An aviation legend has just died: US Air Force (USAF) Brigadier General Charles “Chuck” Yeager, died in Los Angeles (California), Monday, December 7, at the age of 97 . Heroes of the Second World War, this exceptional fighter pilot was the first man to officially cross the sound barrier, on October 14, 1947, aboard the Bell X-1. An exploit which earned him the admiration of his peers, civilians and soldiers, for whom he was his life during a model, popularized some thirty years later by the writer Tom Wolfe in the best-selling book The stuff of heroes (The Right Stuff, 1979), then in the eponymous 1983 film by director Philip Kaufman, in which his role was played by actor Sam Shepard.
Nothing predestined Charles Elwood Yeager to become a fighter pilot. Nor his roots in the heart of the Appalachians, shared between the small hamlet of Myra (West Virginia), where he was born on February 13, 1923, and the town of Hamlin (400 inhabitants), a few kilometers downstream, where his parents and their four children move when he is 5 years old. Life in this mountainous region revolves around agriculture, the exploitation of forests and that, mining, of the subsoil.
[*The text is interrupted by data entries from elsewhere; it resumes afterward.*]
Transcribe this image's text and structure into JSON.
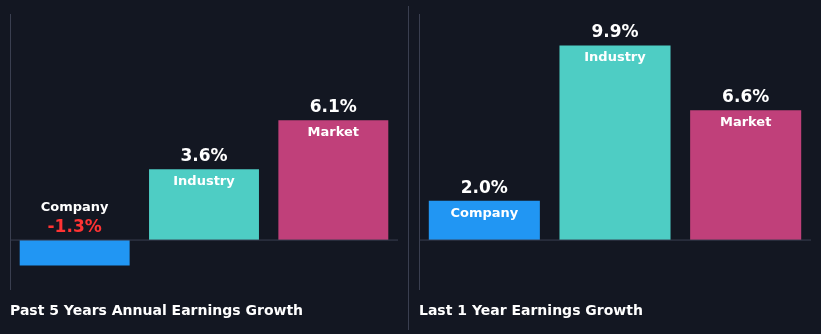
{
  "chart_data": [
    {
      "type": "bar",
      "title": "Past 5 Years Annual Earnings Growth",
      "categories": [
        "Company",
        "Industry",
        "Market"
      ],
      "values": [
        -1.3,
        3.6,
        6.1
      ],
      "value_labels": [
        "-1.3%",
        "3.6%",
        "6.1%"
      ],
      "colors": [
        "#2196f3",
        "#4ecdc4",
        "#c0407a"
      ],
      "ylim": [
        -2.5,
        11.5
      ],
      "grid": false,
      "data_labels": true,
      "tick_labels": false
    },
    {
      "type": "bar",
      "title": "Last 1 Year Earnings Growth",
      "categories": [
        "Company",
        "Industry",
        "Market"
      ],
      "values": [
        2.0,
        9.9,
        6.6
      ],
      "value_labels": [
        "2.0%",
        "9.9%",
        "6.6%"
      ],
      "colors": [
        "#2196f3",
        "#4ecdc4",
        "#c0407a"
      ],
      "ylim": [
        -2.5,
        11.5
      ],
      "grid": false,
      "data_labels": true,
      "tick_labels": false
    }
  ]
}
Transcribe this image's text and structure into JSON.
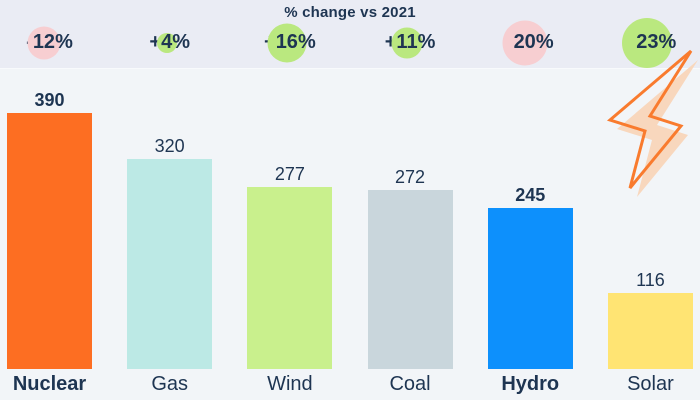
{
  "header": {
    "title": "% change vs 2021"
  },
  "badges": [
    {
      "label": "-12%",
      "sign": "-",
      "number": "12",
      "unit": "%"
    },
    {
      "label": "+4%",
      "sign": "+",
      "number": "4",
      "unit": "%"
    },
    {
      "label": "+16%",
      "sign": "+",
      "number": "16",
      "unit": "%"
    },
    {
      "label": "+11%",
      "sign": "+",
      "number": "11",
      "unit": "%"
    },
    {
      "label": "-20%",
      "sign": "-",
      "number": "20",
      "unit": "%"
    },
    {
      "label": "+23%",
      "sign": "+",
      "number": "23",
      "unit": "%"
    }
  ],
  "chart_data": {
    "type": "bar",
    "title": "% change vs 2021",
    "categories": [
      "Nuclear",
      "Gas",
      "Wind",
      "Coal",
      "Hydro",
      "Solar"
    ],
    "values": [
      390,
      320,
      277,
      272,
      245,
      116
    ],
    "pct_change_vs_2021": [
      -12,
      4,
      16,
      11,
      -20,
      23
    ],
    "bar_colors": [
      "#fd6e22",
      "#bce9e5",
      "#c9f08d",
      "#c9d6dc",
      "#0d90fc",
      "#ffe473"
    ],
    "emphasized_categories": [
      "Nuclear",
      "Hydro"
    ],
    "value_labels_shown": true,
    "xlabel": "",
    "ylabel": "",
    "ylim": [
      0,
      400
    ],
    "grid": false,
    "legend": "none"
  },
  "colors": {
    "background": "#f2f5f8",
    "header_background": "#eaecf4",
    "text": "#1e3552",
    "badge_negative": "#f7ced1",
    "badge_positive": "#bae87f",
    "bolt_stroke": "#f97b2e",
    "bolt_fill": "#f8d7bd"
  }
}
An ideal environment for his father who excelled at repairing machines linked to these activities.
This know-how, the young Yeager imbibes it very early on, and soon surpasses the master, when he is not hunting or fishing with his grandfather. As for studies, apart from geometry, they hardly fascinate him. It is therefore quite natural that in the summer of 1941, when high school was completed, he enlisted in the Air Force. Not to become a pilot, but to be an aeronautical mechanic, a profession where his qualities are immediately noticed. The opportunity is then offered to him to fly in the company of a pilot who lands on the bottom of dry lakes, but the experience does not please the young corporal.
One of the aces of his unit
However, it is this path that he will follow in December 1941, with the entry into the war of the United States. Because the country is in dire need of pilots, the rules for recruiting candidates for the Flying Sergeant Program have just been changed. No need now to have a university background to claim to become a pilot. At 18, willpower and a little skill are enough. Chuck Yeager tries his luck and, in December 1942, is accepted. He then amazes his instructors so much with his ability to concentrate, to manage stress, to see beyond everyone else and to pilot instinctively that he won his “wings” four months later.